La Haute Cour a évité de se prononcer sur le sujet pendant la campagne électorale afin d’éviter une utilisation politique de sa décision et estime qu’il est nécessaire d’empêcher que les restes de
Franco quittent leur lieu actuel, mais ne résout pas le fond de l’affaire. Elle protège les petits-enfants de Franco contre la décision de l’exécutif socialiste comme les autres parties prenantes à la procédure  : la Fondation Francisco Franco, la communauté bénédictine et l’Association pour la défense de la vallée de los Caidos qui ont fait leur les mesures de précaution demandées par les héritiers de Franco dans leurs communiqués respectifs.
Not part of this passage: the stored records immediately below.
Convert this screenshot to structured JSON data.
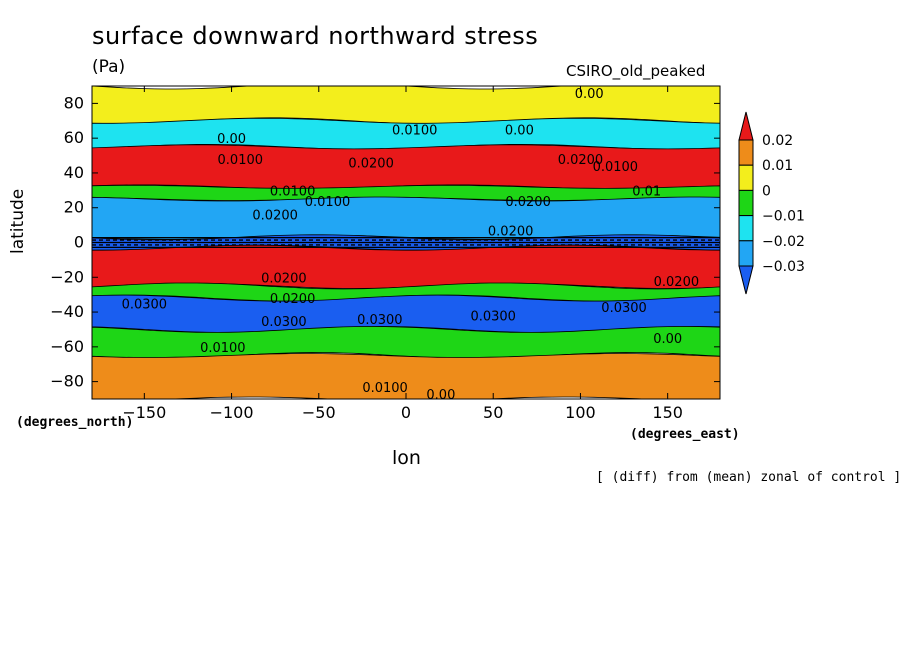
{
  "figure": {
    "title": "surface downward northward stress",
    "units": "(Pa)",
    "model": "CSIRO_old_peaked",
    "note": "[ (diff) from (mean) zonal of control ]"
  },
  "chart_data": {
    "type": "heatmap",
    "title": "surface downward northward stress",
    "xlabel": "lon",
    "ylabel": "latitude",
    "x_units": "(degrees_east)",
    "y_units": "(degrees_north)",
    "xlim": [
      -180,
      180
    ],
    "ylim": [
      -90,
      90
    ],
    "x_ticks": [
      -150,
      -100,
      -50,
      0,
      50,
      100,
      150
    ],
    "y_ticks": [
      -80,
      -60,
      -40,
      -20,
      0,
      20,
      40,
      60,
      80
    ],
    "colorbar": {
      "levels": [
        0.02,
        0.01,
        0,
        -0.01,
        -0.02,
        -0.03
      ],
      "labels": [
        "0.02",
        "0.01",
        "0",
        "−0.01",
        "−0.02",
        "−0.03"
      ],
      "colors": {
        "gt_0.02": "#e8191a",
        "0.01_to_0.02": "#ee8c1a",
        "0_to_0.01": "#f3ee1c",
        "-0.01_to_0": "#1ed616",
        "-0.02_to_-0.01": "#1ee3f0",
        "-0.03_to_-0.02": "#22a6f4",
        "lt_-0.03": "#1a5ef0"
      }
    },
    "zonal_bands": [
      {
        "lat_from": 90,
        "lat_to": 70,
        "level": "0_to_0.01"
      },
      {
        "lat_from": 70,
        "lat_to": 55,
        "level": "-0.02_to_-0.01"
      },
      {
        "lat_from": 55,
        "lat_to": 32,
        "level": "gt_0.02"
      },
      {
        "lat_from": 32,
        "lat_to": 25,
        "level": "-0.01_to_0"
      },
      {
        "lat_from": 25,
        "lat_to": 3,
        "level": "-0.03_to_-0.02"
      },
      {
        "lat_from": 3,
        "lat_to": -3,
        "level": "lt_-0.03"
      },
      {
        "lat_from": -3,
        "lat_to": -25,
        "level": "gt_0.02"
      },
      {
        "lat_from": -25,
        "lat_to": -32,
        "level": "-0.01_to_0"
      },
      {
        "lat_from": -32,
        "lat_to": -50,
        "level": "lt_-0.03"
      },
      {
        "lat_from": -50,
        "lat_to": -65,
        "level": "-0.01_to_0"
      },
      {
        "lat_from": -65,
        "lat_to": -90,
        "level": "0.01_to_0.02"
      }
    ],
    "contour_labels": [
      {
        "text": "0.00",
        "lon": -100,
        "lat": 60
      },
      {
        "text": "0.0100",
        "lon": -95,
        "lat": 48
      },
      {
        "text": "0.0100",
        "lon": 5,
        "lat": 65
      },
      {
        "text": "0.00",
        "lon": 65,
        "lat": 65
      },
      {
        "text": "0.00",
        "lon": 105,
        "lat": 86
      },
      {
        "text": "0.0200",
        "lon": -20,
        "lat": 46
      },
      {
        "text": "0.0200",
        "lon": 100,
        "lat": 48
      },
      {
        "text": "0.0100",
        "lon": 120,
        "lat": 44
      },
      {
        "text": "0.01",
        "lon": 138,
        "lat": 30
      },
      {
        "text": "0.0100",
        "lon": -65,
        "lat": 30
      },
      {
        "text": "0.0100",
        "lon": -45,
        "lat": 24
      },
      {
        "text": "0.0200",
        "lon": -75,
        "lat": 16
      },
      {
        "text": "0.0200",
        "lon": 70,
        "lat": 24
      },
      {
        "text": "0.0200",
        "lon": 60,
        "lat": 7
      },
      {
        "text": "0.0200",
        "lon": -70,
        "lat": -20
      },
      {
        "text": "0.0200",
        "lon": 155,
        "lat": -22
      },
      {
        "text": "0.0200",
        "lon": -65,
        "lat": -32
      },
      {
        "text": "0.0300",
        "lon": -150,
        "lat": -35
      },
      {
        "text": "0.0300",
        "lon": -70,
        "lat": -45
      },
      {
        "text": "0.0300",
        "lon": -15,
        "lat": -44
      },
      {
        "text": "0.0300",
        "lon": 50,
        "lat": -42
      },
      {
        "text": "0.0300",
        "lon": 125,
        "lat": -37
      },
      {
        "text": "0.0100",
        "lon": -105,
        "lat": -60
      },
      {
        "text": "0.0100",
        "lon": -12,
        "lat": -83
      },
      {
        "text": "0.00",
        "lon": 20,
        "lat": -87
      },
      {
        "text": "0.00",
        "lon": 150,
        "lat": -55
      }
    ]
  }
}
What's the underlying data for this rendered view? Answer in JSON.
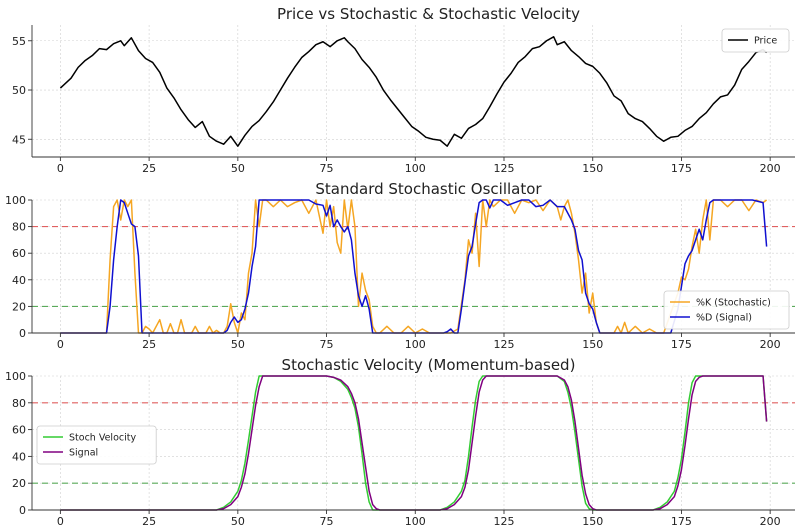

Le gouvernement a pourtant utilisé tous les outils juridiques possibles pour éviter le revers de la Cour suprême. Par exemple, les dernières allégations des avocats de l’État contre la demande de
mesures conservatoires de la Fondation – pour manque de « légitimation passive » – ou l’accumulation dans une procédure unique des causes qui affectent aux deux décrets de l’exécutif socialiste.
La délibération finale de la session plénière de magistrats compétents a eu lieu ce mardi 4 juin. Les magistrats responsables ont justifié leur décision par la jurisprudence même de la Cour suprême et les précédents établis par la justice européenne dans des affaires analogues.
De fait, la Chambre avait déjà averti, lorsqu’elle avait décidé de rejeter le premier appel formé par la famille Franco, que ce serait la haute cour qui aurait le dernier mot en la matière. L’organe juridictionnel estimait que la complexité de la question exigeait d’envisager toutes les voies possibles pour la famille, parmi lesquelles figure son droit fondamental à une protection juridictionnelle effective.
La décision intervient avant que le nouvel exécutif socialiste soit formé. Et cela est fait pour essayer d’éviter une décision qui pourrait générer un dommage « irréparable ».
Après la première de ses délibérations, la Cour suprême avait demandé au gouvernement socialiste de lui fournir le dernier accord « motivé » sur l’exhumation et adopté par le Conseil des ministres de Pedro Sánchez, le 15 mars dernier. Dans cet acte était portée la date limite d’exécution soit le 10 juin et était fixée l’inhumation suivante dans un lieu désigné par l’exécutif et en l’absence d’un accord avec la famille qui souhaiterait un transfert à la cathédrale de l’Almudena à Madrid, ce même jour.